Crohn's Disease

Crohn's Disease

What is Crohn’s disease?

Crohn’s disease is a disease belonging to the group of inflammatory bowel diseases. Crohn's disease is a long-term condition that causes inflammation of the lining of the digestive system. There are several types of inflammatory bowel diseases, and often the symptoms are similar. Therefore, it can be difficult to distinguish between the different conditions.

The inflammatory state may affect any part of the gastrointestinal tract from mouth to anus. However, the inflammation most often affects the intestinal mucosa in the area between the small and large intestine.

 

What are the symptoms of Crohn’s disease?

Since the disease may affect any part of the intestinal system, the symptoms may vary. Some symptoms are however more common than others, and these common symptoms might indicate Crohn’s disease. Some of the common symptoms include:

  • Lasting diarrhea
  • Fever for no apparent reason
  • Bleeding from the rectum
  • Abdominal pain and/or cramps
  • Constipation
  • Reduced appetite
  • Weight loss
  • Fatigue and exhaustion
  • Additionally, around 10-12 % experience symptoms outside the intestine, for instance from the skin, eyes and joints.


In children, the disease may cause stunted growth.

 

What are the causes of Crohn’s disease?

The disease is most common in people aged 15-35, but it may develop at all ages. In addition, the disease is equally common in men and women.

The causes of Crohn’s disease aren’t fully known. However, scientists believe that diet and stress might play a key role in the development of the disease. Recent studies suggest that other factors might contribute to the development of the disease as well, including genetic and environmental factors.

The digestive tract usually contains harmless bacteria which contribute to the digestion of the food we eat. Normally, the immune system attacks and eliminates harmful elements like bacteria, viruses, fungi and other microorganisms. Under these normal circumstances, the harmless bacteria belonging in the digestive tract are protected against attacks from the immune system. In the event of inflammatory bowel diseases, including Crohn’s disease, the immune system mistakenly attacks the harmless bacteria in the digestive tract.

When an invader in the intestine activates the immune cells, these cells will move from the bloodstream and into the intestine, where they cause an inflammatory state. This is a normal part of a well-functioning immune response against harmful microorganisms, which do not belong in the body.

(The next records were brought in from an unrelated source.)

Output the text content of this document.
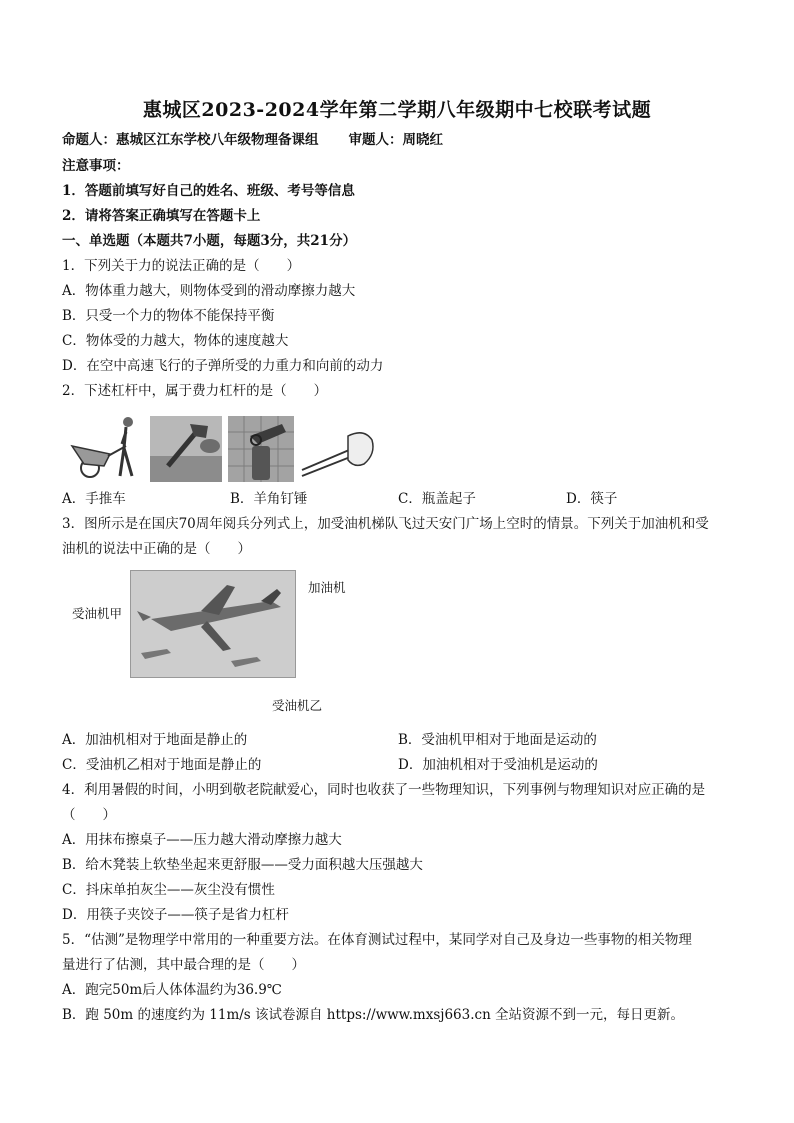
惠城区2023-2024学年第二学期八年级期中七校联考试题
命题人：惠城区江东学校八年级物理备课组 审题人：周晓红
注意事项：
1．答题前填写好自己的姓名、班级、考号等信息
2．请将答案正确填写在答题卡上
一、单选题（本题共7小题，每题3分，共21分）
1．下列关于力的说法正确的是（　　）
A．物体重力越大，则物体受到的滑动摩擦力越大
B．只受一个力的物体不能保持平衡
C．物体受的力越大，物体的速度越大
D．在空中高速飞行的子弹所受的力重力和向前的动力
2．下述杠杆中，属于费力杠杆的是（　　）
A．手推车	B．羊角钉锤	C．瓶盖起子	D．筷子
3．图所示是在国庆70周年阅兵分列式上，加受油机梯队飞过天安门广场上空时的情景。下列关于加油机和受
油机的说法中正确的是（　　）
加油机
受油机甲
受油机乙
A．加油机相对于地面是静止的	B．受油机甲相对于地面是运动的
C．受油机乙相对于地面是静止的	D．加油机相对于受油机是运动的
4．利用暑假的时间，小明到敬老院献爱心，同时也收获了一些物理知识，下列事例与物理知识对应正确的是
（　　）
A．用抹布擦桌子——压力越大滑动摩擦力越大
B．给木凳装上软垫坐起来更舒服——受力面积越大压强越大
C．抖床单拍灰尘——灰尘没有惯性
D．用筷子夹饺子——筷子是省力杠杆
5．“估测”是物理学中常用的一种重要方法。在体育测试过程中，某同学对自己及身边一些事物的相关物理
量进行了估测，其中最合理的是（　　）
A．跑完50m后人体体温约为36.9℃
B．跑 50m 的速度约为 11m/s 该试卷源自 https://www.mxsj663.cn 全站资源不到一元，每日更新。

In the case of Crohn’s disease, the inflammation persists and becomes chronic, which leads to the characteristic symptoms seen in patients suffering from Crohn’s disease.

Crohn’s disease tends to be genetic. If a near relative suffers from the disease, the risk of developing the disease is significantly greater than if there is no family history. Several studies have shown that 5-20 % of patients who suffer from the disease either have a parent, a child or a brother/sister suffering from the disease as well.

 

What are the treatments for Crohn’s disease?

Crohn’s disease is a long-term condition and it cannot be cured. However, there are several ways of alleviating the symptoms and reducing complications and a worsening of the disease.

The inflammatory state of the intestine frequently causes malabsorption of nutrients. Because of this, it is often necessary to increase the calorie intake and take supplements containing iron, vitamin B12, potassium, calcium and magnesium. It is furthermore recommended to stop smoking, as smoking might cause the inflammation to flare up.

In addition, several medications, like cortisone, can alleviate the inflammation. If this is insufficient, an operation where the affected area is removed might be necessary. However, this option is often sought to be avoided.